Album of the Year: Oddities and Entities, Andy Reed
When I got my copy of Andy Reed’s latest EP, Relay Vol. 1, a few weeks ago, he was kind enough to include a copy of his rarities release from 2014, Oddities and Entities. Unfortunately, I didn’t know of Reed’s talents last summer and missed this collection.
Hesitant to hear a mishmash of “oddities” – compilations always sound half-baked and thrown together – I was surprised to hear that it was not only complete, but it sounded like an album that had been recorded all at once instead of over 13 years.
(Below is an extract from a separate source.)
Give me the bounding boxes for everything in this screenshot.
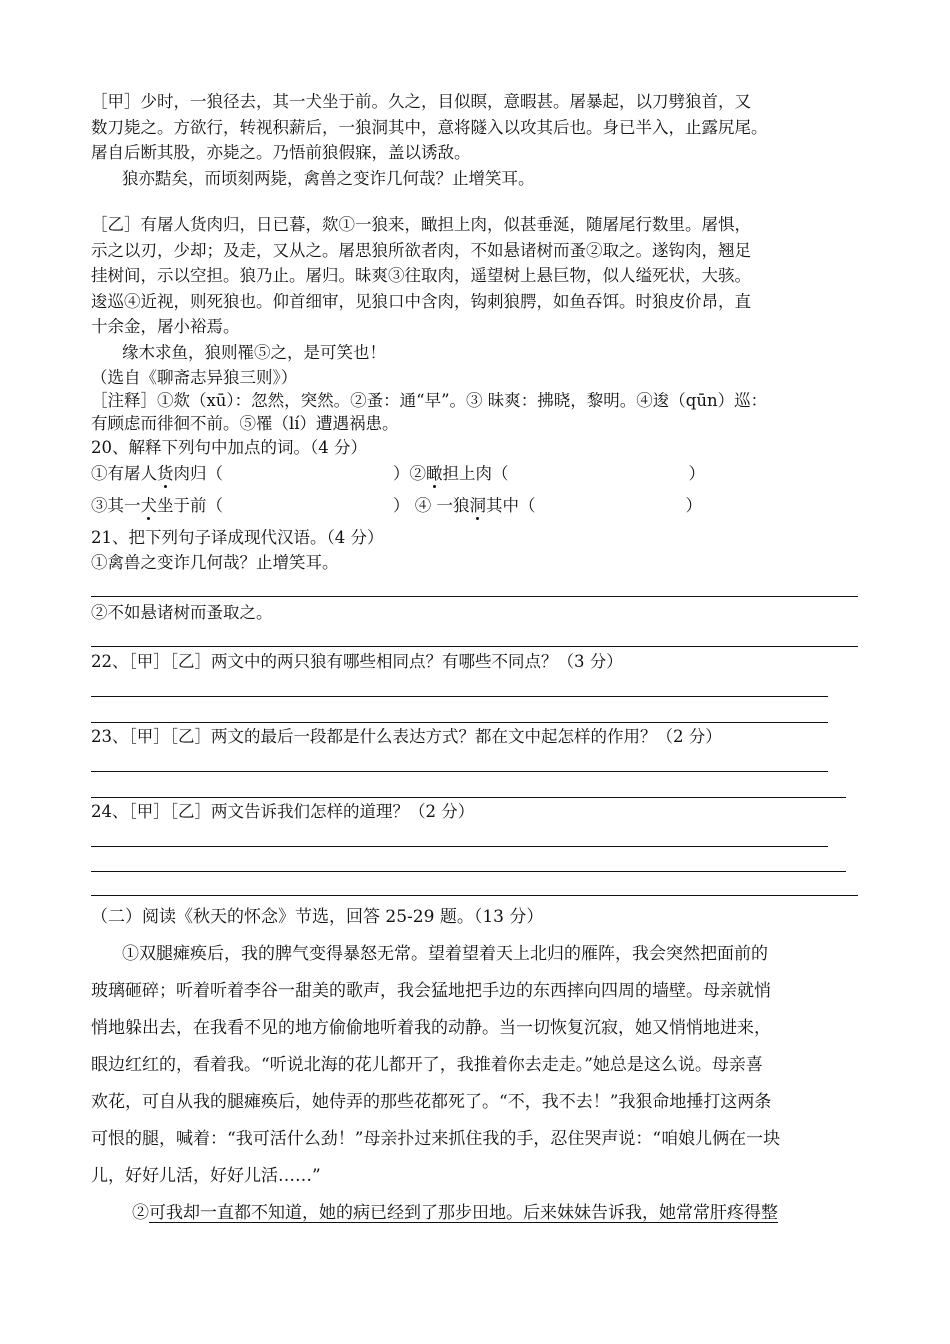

And what’s more, the album is good. Really good – so good, in fact, that I’m waiving my rule that Album of the Year has to be released in the same year.
Oddities and Entities spans 22 tracks, and almost every track is a classic. A few are covers – “Thunder Island” and “Things Can Only Get Better” are from Andrew Curry’s tributes to 70s and 80s music, and there are some Gershwin and Elvis Costello tunes. But most of the rest are pure Reed, some solo and some with his work with other bands, and the melodies are abundant throughout.
“Make Up Your Mind” is pure power pop, with electric guitars taking front stage, while keyboards are one of the main instruments on the whimsical “Always on the Run.” “Comic Book Hero” sounds like some teen surf movie theme but settles into a singable chorus. And “The Criminal” begins with a soft acoustic guitar, wistful and light, but the chorus is glorious, changing keys with Reed’s tenor voice reaching to new heights.
The album really hits its stride about halfway through, with song after song that you swear is the best on the album. You finally find it on Track 15, “The Ballad Of…”, a six-year-old song that is light-hearted and poppy before settling into a dreamy chorus. Or maybe it’s two tracks later, with “Soft Target”‘s beautiful harmonies and acoustic guitars.
What’s really amazing about this album is that it sounds like an actual scheduled release of new material. Reed chose the sequencing carefully, remastering some tracks to give it an “album feel,” and the album indeed feels whole and complete. Buy it, and experience the best of Andy Reed in a surprisingly different way.